My Voice is Slaughtered

yemeni mp
Ahmed Saif Hashed
When I became a child capable of discernment, able to grasp the rudiments of life and death, and the difference between staying and leaving, I witnessed what burdens the soul and weighs heavily on memory. More than fifty years have passed, yet those memories remain unyielding and impossible to forget.
I watched them slaughter a rabbit, and its piercing scream still erupts in my memory with pain, every time I recall it on some occasion or when something today reminds me of it. I never imagined I would witness so many wars, disasters, and vast tragedies in my lifetime.
I remember its agonizing scream just before the slaughter, as if a child had possessed it, crying out in a protest that exploded from its shocked voice. I recall the knife placed against its gasping throat, a refusal and protest against its execution without guilt, save for the desire of someone who craved its flesh, while its heartbeats reached a crescendo, and its breaths resembled those of a long-distance runner.
As the act of slaughter commenced, I remember the heavy hand clamping down on its mouth, suffocating its voice and stifling its breaths, while some of its stunned cries scattered like sparks from between the fingers pressing against its mouth, as if it were a cry of existential protest against a terrifying, grotesque reality.
* * *
I have always remembered this painful scene vividly, as if it occurred today, comparing it to other painful scenes that have passed or continue to unfold.
I recall it clearly as I witness the strangling of any voice that wishes to express its pains or the pains of others, or that seeks to protest against the oppression weighing heavily on weary shoulders, bleeding hearts, and the oppressed under authority, along with the pen that wishes to resist execution—perhaps even its owner’s execution.
They want to stifle the breaths of the people and silence their cries so that no one hears them. They use the heavy hand of power and tyranny to crush them and silence them forever. They aim to bind the people’s hands to their necks, to break their resistance, and to execute the voice of the oppressed, with no savior except fate.
A moral execution is practiced against their citizens for the benefit of their tyranny. They want them to be submissive like flocks, docile and obedient like slaves. They do not want anyone to express dissent, objection, or a stance, or even the slightest indication of existence or humanity.
They want you to be them, not yourself. I have exerted every effort to be where I desire. I feel I am exercising my existence when I strive for the freedom I long for, asserting my will against those who wish to seize it. I find part of myself in the words of the American philosopher and poet Emerson, “The greatest achievement is to be the person you want to be in a world that tries to make you the person you do not want to be.”
They want to crush any victory you achieve, no matter how small, so that you neither rest nor smile, regardless of how prolonged your melancholy or how dashed your hopes. What if that victory is recorded against them?

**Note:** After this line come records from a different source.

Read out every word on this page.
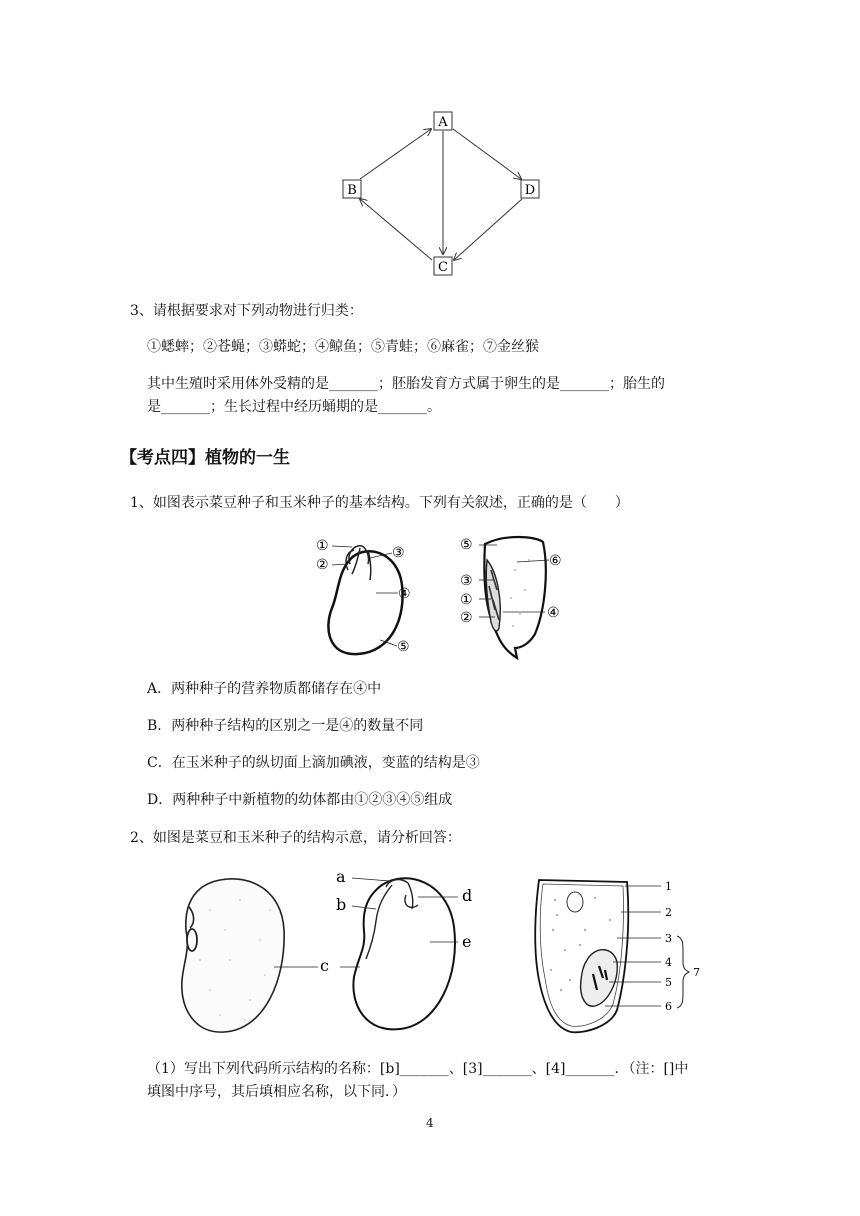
A
B	D
C
3、请根据要求对下列动物进行归类：
①蟋蟀；②苍蝇；③蟒蛇；④鲸鱼；⑤青蛙；⑥麻雀；⑦金丝猴
其中生殖时采用体外受精的是_______；胚胎发育方式属于卵生的是_______；胎生的
是_______；生长过程中经历蛹期的是_______。
【考点四】植物的一生
1、如图表示菜豆种子和玉米种子的基本结构。下列有关叙述，正确的是（　　）
①
②
③
④
⑤
⑤
⑥
③
①
②	④
A．两种种子的营养物质都储存在④中
B．两种种子结构的区别之一是④的数量不同
C．在玉米种子的纵切面上滴加碘液，变蓝的结构是③
D．两种种子中新植物的幼体都由①②③④⑤组成
2、如图是菜豆和玉米种子的结构示意，请分析回答：
c
a
b	d
e
1
2
3
4
5
6
7
（1）写出下列代码所示结构的名称：[b]_______、[3]_______、[4]_______．（注：[]中
填图中序号，其后填相应名称，以下同．）
4
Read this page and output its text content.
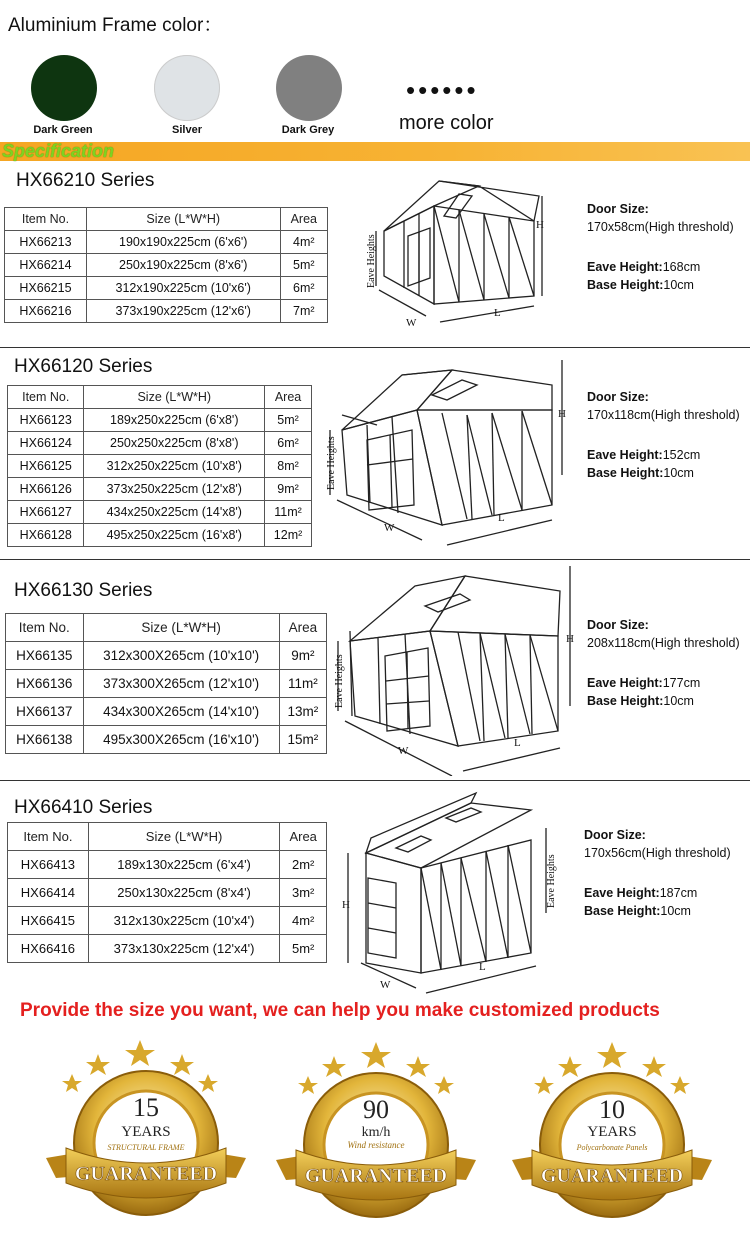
Aluminium Frame color：
Dark Green	Silver	Dark Grey
••••••
more color
Specification
HX66210 Series
Item No.	Size (L*W*H)	Area
HX66213	190x190x225cm (6'x6')	4m²
HX66214	250x190x225cm (8'x6')	5m²
HX66215	312x190x225cm (10'x6')	6m²
HX66216	373x190x225cm (12'x6')	7m²
H
W
L
Eave Heights
Door Size:
170x58cm(High threshold)
Eave Height:168cm
Base Height:10cm
HX66120 Series
Item No.	Size (L*W*H)	Area
HX66123	189x250x225cm (6'x8')	5m²
HX66124	250x250x225cm (8'x8')	6m²
HX66125	312x250x225cm (10'x8')	8m²
HX66126	373x250x225cm (12'x8')	9m²
HX66127	434x250x225cm (14'x8')	11m²
HX66128	495x250x225cm (16'x8')	12m²
H
W
L
Eave Heights
Door Size:
170x118cm(High threshold)
Eave Height:152cm
Base Height:10cm
HX66130 Series
Item No.	Size (L*W*H)	Area
HX66135	312x300X265cm (10'x10')	9m²
HX66136	373x300X265cm (12'x10')	11m²
HX66137	434x300X265cm (14'x10')	13m²
HX66138	495x300X265cm (16'x10')	15m²
H
W
L
Eave Heights
Door Size:
208x118cm(High threshold)
Eave Height:177cm
Base Height:10cm
HX66410 Series
Item No.	Size (L*W*H)	Area
HX66413	189x130x225cm (6'x4')	2m²
HX66414	250x130x225cm (8'x4')	3m²
HX66415	312x130x225cm (10'x4')	4m²
HX66416	373x130x225cm (12'x4')	5m²
H
W
L
Eave Heights
Door Size:
170x56cm(High threshold)
Eave Height:187cm
Base Height:10cm
Provide the size you want, we can help you make customized products
15
YEARS
STRUCTURAL FRAME
GUARANTEED
90
km/h
Wind resistance
GUARANTEED
10
YEARS
Polycarbonate Panels
GUARANTEED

It is the arrogance and narcissism of power when crowned by tyranny.
They wish to tear out your tongue, rob your mind, trample your freedom, violate your independence, and corrupt your conscience to its very end.
* * *
Merchants of war, figures of power, corruption, and tyranny share the homeland for the benefit of others in exchange for scraps.
They tear apart the social fabric of the people, entrenching this disintegration with blood, death, hatred, and roadblocks, reinforcing boundaries through security and military checkpoints, complicating movement procedures, and imposing new laws that serve to entrench this division and disintegration, forcing citizens to comply and adhere to them.
They conspire with others to plunder the wealth of their people, deliberately starving their citizens and extorting them with their daily bread, all while subjecting them to humiliation and servitude.
The withholding of salaries, especially for teachers, and the prolonged continuation of this withholding, is but a part of this insidious policy that degrades human dignity and freedom, undermining the most crucial front of struggle—education—so that ignorance prevails, allowing them to seize the future of their people.
Simultaneously, they do not want any opposition or objection, even if it is minute or timid, not daring to raise an eyelash. They want you to be what they desire and crave! Whatever is postponed will be accomplished in each stage of increasing empowerment.